I can’t believe that in only 12 hours the South Kitsap High
School Marching Band is going to be on a few buses heading
toward Sea-Tac, and then on down to California. This has been an
amazing ride South Kitsap! Now we get to actually live the dream
that we all have been dreaming for the past two years.
Congradulations to everyone who has stuck with us this whole
time.
Before there was a Rose Bowl
Game, there was the Tournament of Roses
Parade, staged in 1890 by members of Pasadena’s Valley Hunt
Club. These former residents of the East and Midwest were eager to
showcase their new home’s milder weather.
“In New York, people are buried in snow,” member Charles F. Holder
is said to have announced at a club meeting. “Here our flowers are
blooming and our oranges are about to bear. Let’s hold a festival
to tell the world about our paradise.”
Set in the City of
Pasadena, the festival included marching bands, motorized
floats and flower bedecked horse-and-carriages. There were games on
the town lot which was renamed
Tournament Park in 1900. These included ostrich races, bronco
busting demonstrations and a race between a camel and an elephant.
The elephant won.
Rose Parade History - An Early
Float
Eastern newspapers began to cover the event, which grew until, in
1895, it became too much for the hunt club to handle. That year,
the Tournament of Roses
Association was formed and has managed the festival ever
since.
In 1902, a football game was added to the festivities. It was the
first post-season college football game ever held, Stanford University versus the
University of Michigan.
Stanford was thumped 49-0 and gave up in the third quarter.
For the next several years, the Tournament of Roses Association
dumped football in place of Roman-style chariot races.
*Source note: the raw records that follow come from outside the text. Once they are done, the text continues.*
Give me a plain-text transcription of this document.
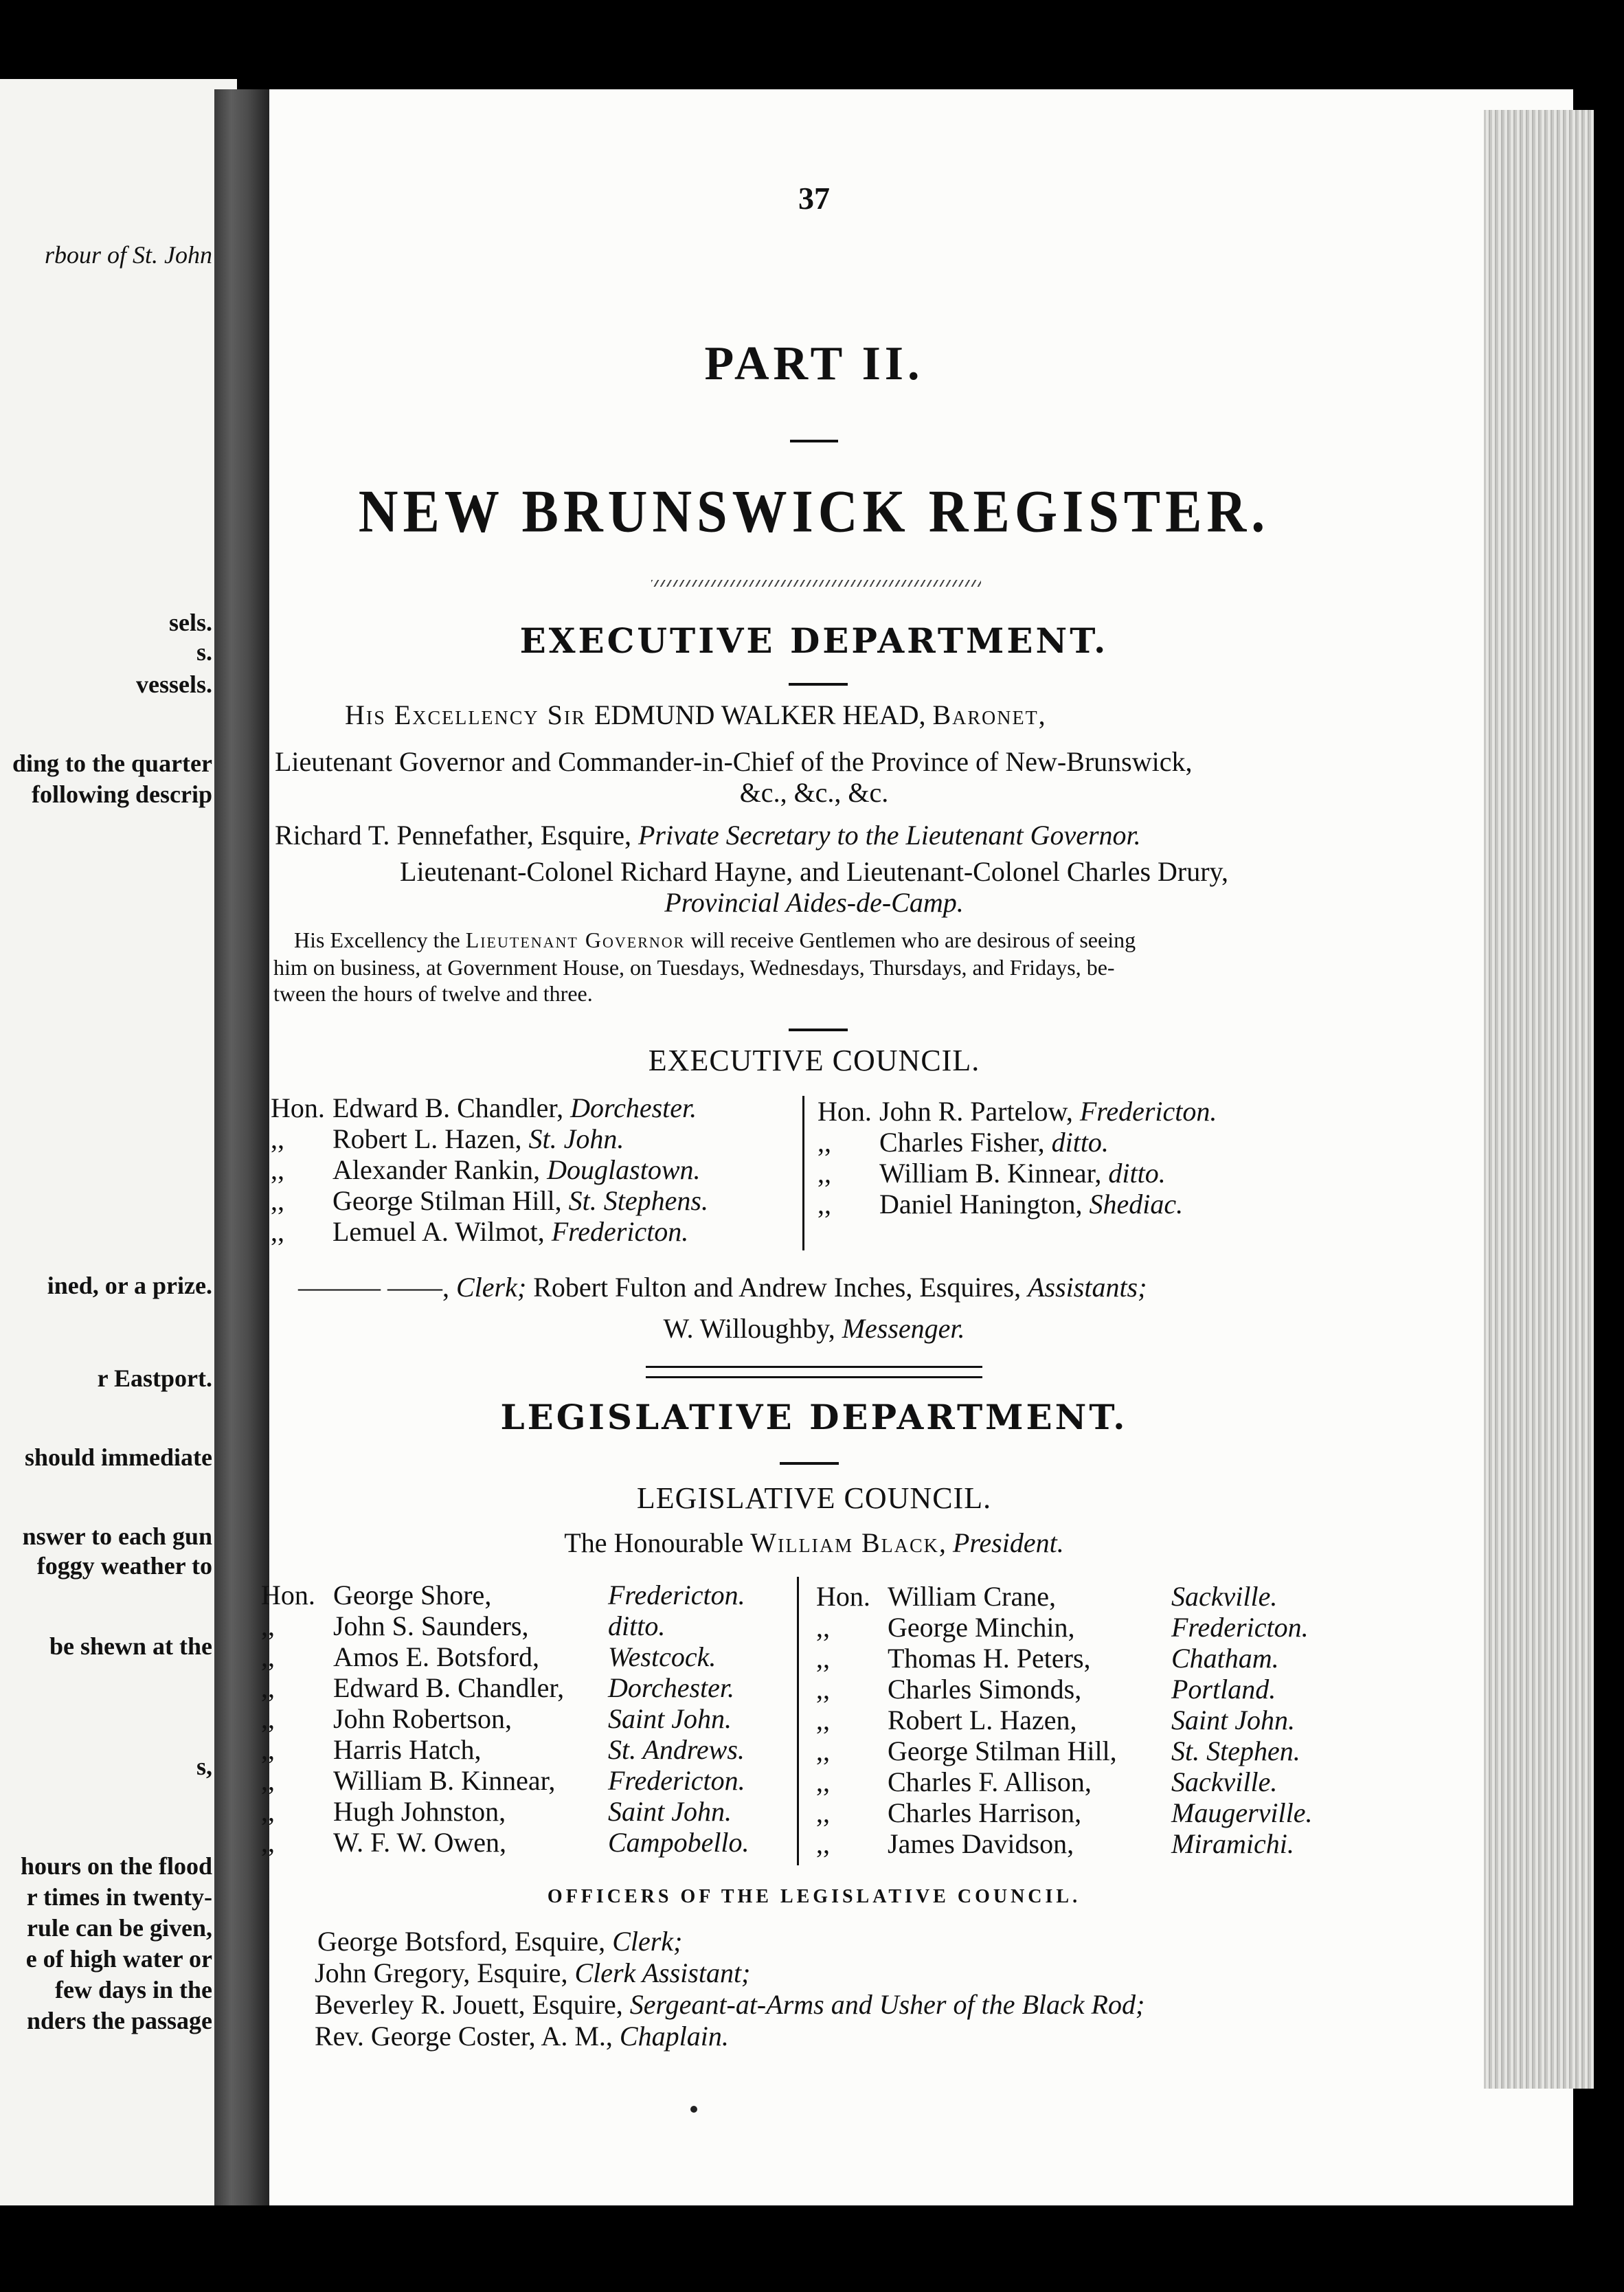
rbour of St. John
sels.
s.
vessels.
ding to the quarter
following descrip
ined, or a prize.
r Eastport.
should immediate
nswer to each gun
foggy weather to
be shewn at the
s,
hours on the flood
r times in twenty-
rule can be given,
e of high water or
few days in the
nders the passage
37
PART II.
NEW BRUNSWICK REGISTER.
EXECUTIVE DEPARTMENT.
His Excellency Sir EDMUND WALKER HEAD, Baronet,
Lieutenant Governor and Commander-in-Chief of the Province of New-Brunswick,
&c., &c., &c.
Richard T. Pennefather, Esquire, Private Secretary to the Lieutenant Governor.
Lieutenant-Colonel Richard Hayne, and Lieutenant-Colonel Charles Drury,
Provincial Aides-de-Camp.
His Excellency the Lieutenant Governor will receive Gentlemen who are desirous of seeing
him on business, at Government House, on Tuesdays, Wednesdays, Thursdays, and Fridays, be-
tween the hours of twelve and three.
EXECUTIVE COUNCIL.
Hon. Edward B. Chandler, Dorchester.
,, Robert L. Hazen, St. John.
,, Alexander Rankin, Douglastown.
,, George Stilman Hill, St. Stephens.
,, Lemuel A. Wilmot, Fredericton.
Hon. John R. Partelow, Fredericton.
,, Charles Fisher, ditto.
,, William B. Kinnear, ditto.
,, Daniel Hanington, Shediac.
——— ——, Clerk; Robert Fulton and Andrew Inches, Esquires, Assistants;
W. Willoughby, Messenger.
LEGISLATIVE DEPARTMENT.
LEGISLATIVE COUNCIL.
The Honourable William Black, President.
Hon. George Shore,	Fredericton.
,, John S. Saunders,	ditto.
,, Amos E. Botsford,	Westcock.
,, Edward B. Chandler, Dorchester.
,, John Robertson,	Saint John.
,, Harris Hatch,	St. Andrews.
,, William B. Kinnear, Fredericton.
,, Hugh Johnston,	Saint John.
,, W. F. W. Owen,	Campobello.
Hon. William Crane,	Sackville.
,, George Minchin,	Fredericton.
,, Thomas H. Peters,	Chatham.
,, Charles Simonds,	Portland.
,, Robert L. Hazen,	Saint John.
,, George Stilman Hill, St. Stephen.
,, Charles F. Allison,	Sackville.
,, Charles Harrison,	Maugerville.
,, James Davidson,	Miramichi.
OFFICERS OF THE LEGISLATIVE COUNCIL.
George Botsford, Esquire, Clerk;
John Gregory, Esquire, Clerk Assistant;
Beverley R. Jouett, Esquire, Sergeant-at-Arms and Usher of the Black Rod;
Rev. George Coster, A. M., Chaplain.
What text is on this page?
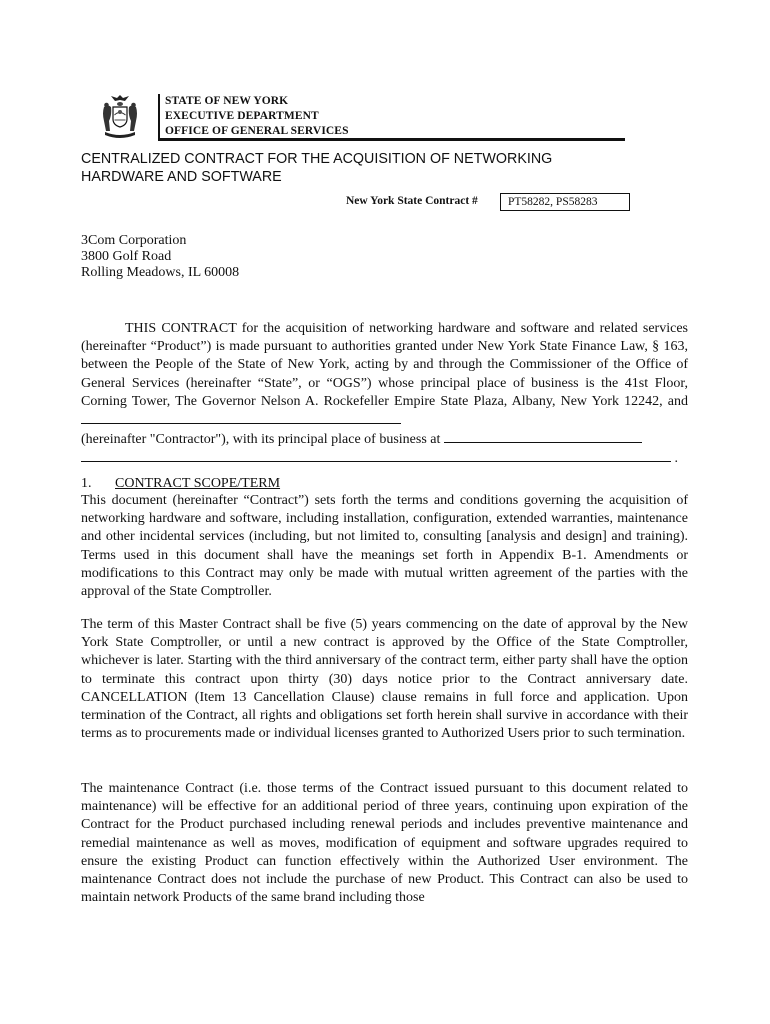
STATE OF NEW YORK
EXECUTIVE DEPARTMENT
OFFICE OF GENERAL SERVICES
CENTRALIZED CONTRACT FOR THE ACQUISITION OF NETWORKING
HARDWARE AND SOFTWARE
New York State Contract #	PT58282, PS58283
3Com Corporation
3800 Golf Road
Rolling Meadows, IL 60008

THIS CONTRACT for the acquisition of networking hardware and software and related services (hereinafter “Product”) is made pursuant to authorities granted under New York State Finance Law, § 163, between the People of the State of New York, acting by and through the Commissioner of the Office of General Services (hereinafter “State”, or “OGS”) whose principal place of business is the 41st Floor, Corning Tower, The Governor Nelson A. Rockefeller Empire State Plaza, Albany, New York 12242, and
(hereinafter "Contractor"), with its principal place of business at
.

1. CONTRACT SCOPE/TERM

This document (hereinafter “Contract”) sets forth the terms and conditions governing the acquisition of networking hardware and software, including installation, configuration, extended warranties, maintenance and other incidental services (including, but not limited to, consulting [analysis and design] and training). Terms used in this document shall have the meanings set forth in Appendix B-1. Amendments or modifications to this Contract may only be made with mutual written agreement of the parties with the approval of the State Comptroller.

The term of this Master Contract shall be five (5) years commencing on the date of approval by the New York State Comptroller, or until a new contract is approved by the Office of the State Comptroller, whichever is later. Starting with the third anniversary of the contract term, either party shall have the option to terminate this contract upon thirty (30) days notice prior to the Contract anniversary date. CANCELLATION (Item 13 Cancellation Clause) clause remains in full force and application. Upon termination of the Contract, all rights and obligations set forth herein shall survive in accordance with their terms as to procurements made or individual licenses granted to Authorized Users prior to such termination.

The maintenance Contract (i.e. those terms of the Contract issued pursuant to this document related to maintenance) will be effective for an additional period of three years, continuing upon expiration of the Contract for the Product purchased including renewal periods and includes preventive maintenance and remedial maintenance as well as moves, modification of equipment and software upgrades required to ensure the existing Product can function effectively within the Authorized User environment. The maintenance Contract does not include the purchase of new Product. This Contract can also be used to maintain network Products of the same brand including those
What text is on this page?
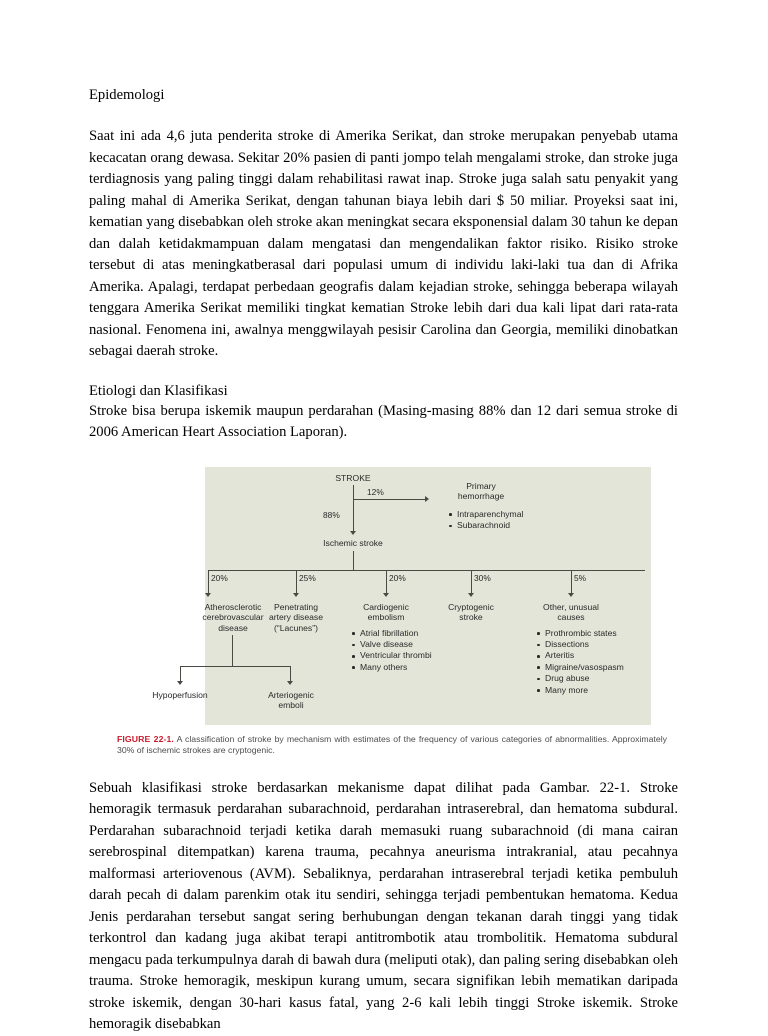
Epidemologi

Saat ini ada 4,6 juta penderita stroke di Amerika Serikat, dan stroke merupakan penyebab utama kecacatan orang dewasa. Sekitar 20% pasien di panti jompo telah mengalami stroke, dan stroke juga terdiagnosis yang paling tinggi dalam rehabilitasi rawat inap. Stroke juga salah satu penyakit yang paling mahal di Amerika Serikat, dengan tahunan biaya lebih dari $ 50 miliar. Proyeksi saat ini, kematian yang disebabkan oleh stroke akan meningkat secara eksponensial dalam 30 tahun ke depan dan dalah ketidakmampuan dalam mengatasi dan mengendalikan faktor risiko. Risiko stroke tersebut di atas meningkatberasal dari populasi umum di individu laki-laki tua dan di Afrika Amerika. Apalagi, terdapat perbedaan geografis dalam kejadian stroke, sehingga beberapa wilayah tenggara Amerika Serikat memiliki tingkat kematian Stroke lebih dari dua kali lipat dari rata-rata nasional. Fenomena ini, awalnya menggwilayah pesisir Carolina dan Georgia, memiliki dinobatkan sebagai daerah stroke.

Etiologi dan Klasifikasi

Stroke bisa berupa iskemik maupun perdarahan (Masing-masing 88% dan 12 dari semua stroke di 2006 American Heart Association Laporan).

STROKE
88%
12%
Primary
hemorrhage
Intraparenchymal
Subarachnoid
Ischemic stroke
20%
Atherosclerotic
cerebrovascular
disease
25%
Penetrating
artery disease
(“Lacunes”)
20%
Cardiogenic
embolism
Atrial fibrillation
Valve disease
Ventricular thrombi
Many others
30%
Cryptogenic
stroke
5%
Other, unusual
causes
Prothrombic states
Dissections
Arteritis
Migraine/vasospasm
Drug abuse
Many more
Hypoperfusion	Arteriogenic
emboli
FIGURE 22-1. A classification of stroke by mechanism with estimates of the frequency of various categories of abnormalities. Approximately 30% of ischemic strokes are cryptogenic.

Sebuah klasifikasi stroke berdasarkan mekanisme dapat dilihat pada Gambar. 22-1. Stroke hemoragik termasuk perdarahan subarachnoid, perdarahan intraserebral, dan hematoma subdural. Perdarahan subarachnoid terjadi ketika darah memasuki ruang subarachnoid (di mana cairan serebrospinal ditempatkan) karena trauma, pecahnya aneurisma intrakranial, atau pecahnya malformasi arteriovenous (AVM). Sebaliknya, perdarahan intraserebral terjadi ketika pembuluh darah pecah di dalam parenkim otak itu sendiri, sehingga terjadi pembentukan hematoma. Kedua Jenis perdarahan tersebut sangat sering berhubungan dengan tekanan darah tinggi yang tidak terkontrol dan kadang juga akibat terapi antitrombotik atau trombolitik. Hematoma subdural mengacu pada terkumpulnya darah di bawah dura (meliputi otak), dan paling sering disebabkan oleh trauma. Stroke hemoragik, meskipun kurang umum, secara signifikan lebih mematikan daripada stroke iskemik, dengan 30-hari kasus fatal, yang 2-6 kali lebih tinggi Stroke iskemik. Stroke hemoragik disebabkan
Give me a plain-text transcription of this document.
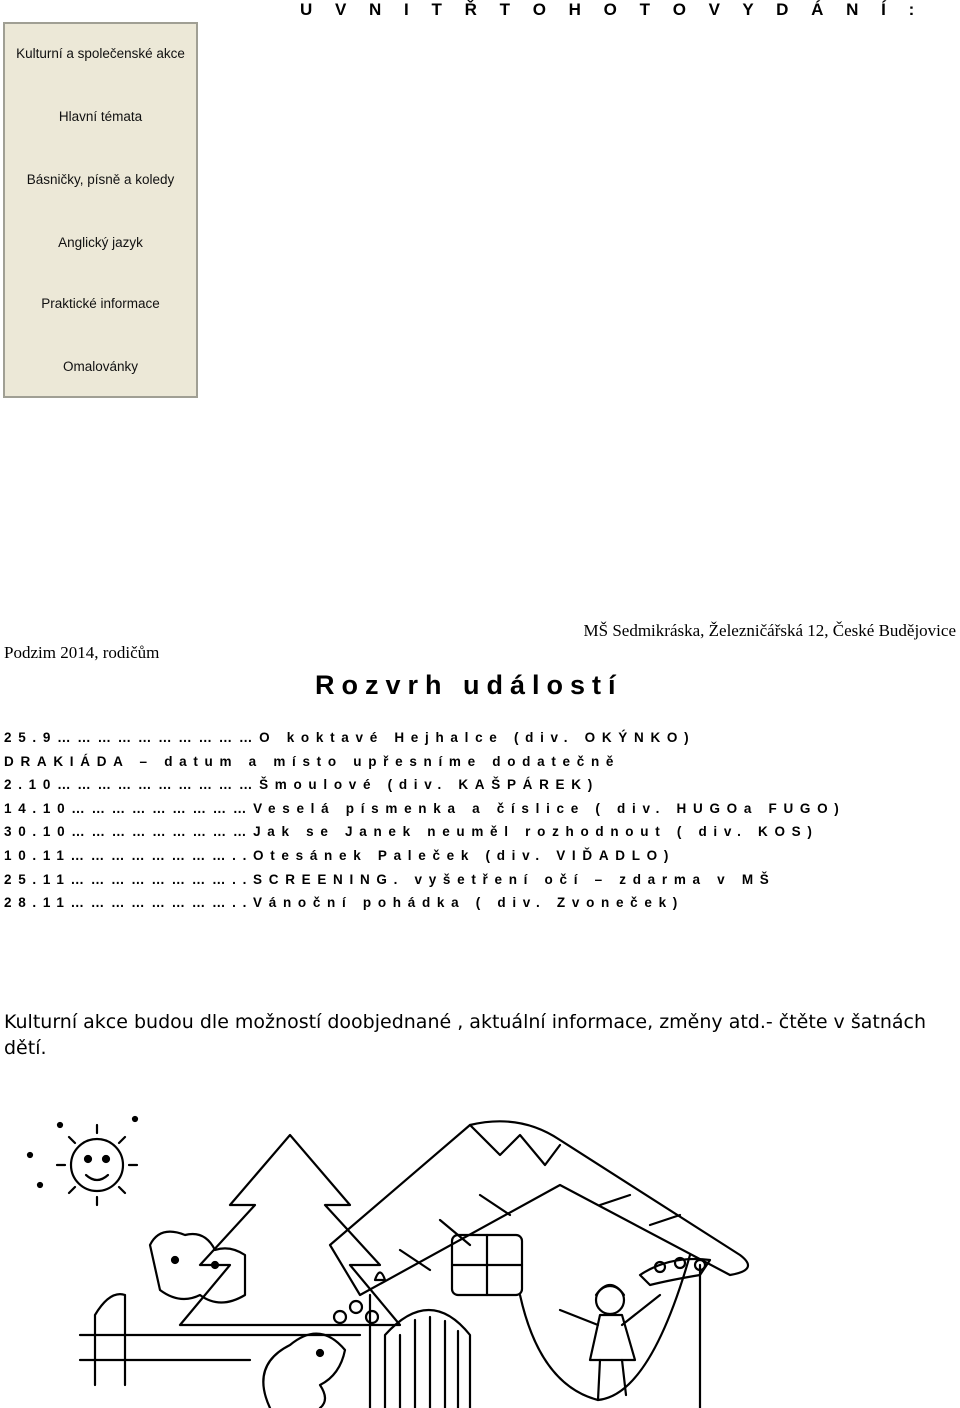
U V N I T Ř T O H O T O V Y D Á N Í :
Kulturní a společenské akce
Hlavní témata
Básničky, písně a koledy
Anglický jazyk
Praktické informace
Omalovánky
Podzim 2014, rodičům
MŠ Sedmikráska, Železničářská 12, České Budějovice
Rozvrh událostí
25.9…………………………O koktavé Hejhalce (div. OKÝNKO)
DRAKIÁDA – datum a místo upřesníme dodatečně
2.10…………………………Šmoulové (div. KAŠPÁREK)
14.10………………………Veselá písmenka a číslice ( div. HUGOa FUGO)
30.10………………………Jak se Janek neuměl rozhodnout ( div. KOS)
10.11……………………..Otesánek Paleček (div. VIĎADLO)
25.11……………………..SCREENING. vyšetření očí – zdarma v MŠ
28.11……………………..Vánoční pohádka ( div. Zvoneček)
Kulturní akce budou dle možností doobjednané , aktuální informace, změny atd.- čtěte v šatnách dětí.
But in 1916,
the association reprised the football game, and it’s been a
tradition ever since.
Within a few years, attendance at the game outgrew the stands in
Tournament Park. The Tournament’s 1920 President William L.
Leishman, spearheaded the construction of a “modern” bowl-type
football stadium, similar to the Yale
Bowl, in Pasadena’s Arroyo Seco area. The new stadium hosted
its first New Year’s football game in 1923 and soon earned the
nickname “The Rose Bowl.”
Nicknamed “The Granddaddy of Them All,” the Rose Bowl Game has been
a sellout since 1947. That year’s contest was the first game played
under the Tournament’s exclusive agreement with the Big Ten and Pac-10 conferences.
These days the Tournament of Roses Parade has gone high tech, with
floats using computerized animation and made with exotic natural
materials from around the world, including — you guessed it —
thousands of roses.
The 2010 Rose Bowl Game
The 96th Rose Bowl Game, following the Rose Bowl Parade on Jan. 1,
pits the Ohio
State Buckeyes against the Oregon Ducks.
Coverage begins at 1:30 p.m. (PST) on ABC and ESPN radio.
The Rose Bowl will also be the site of the 2010 Citi BCS (Bowl
Championship Series) National Championship
Game on Jan. 7 featuring the Number 2 BCS ranked Texas Longhorns versus the No. 1
BCS ranked Alabama Crimson
Tide. The game will be broadcast on ABC.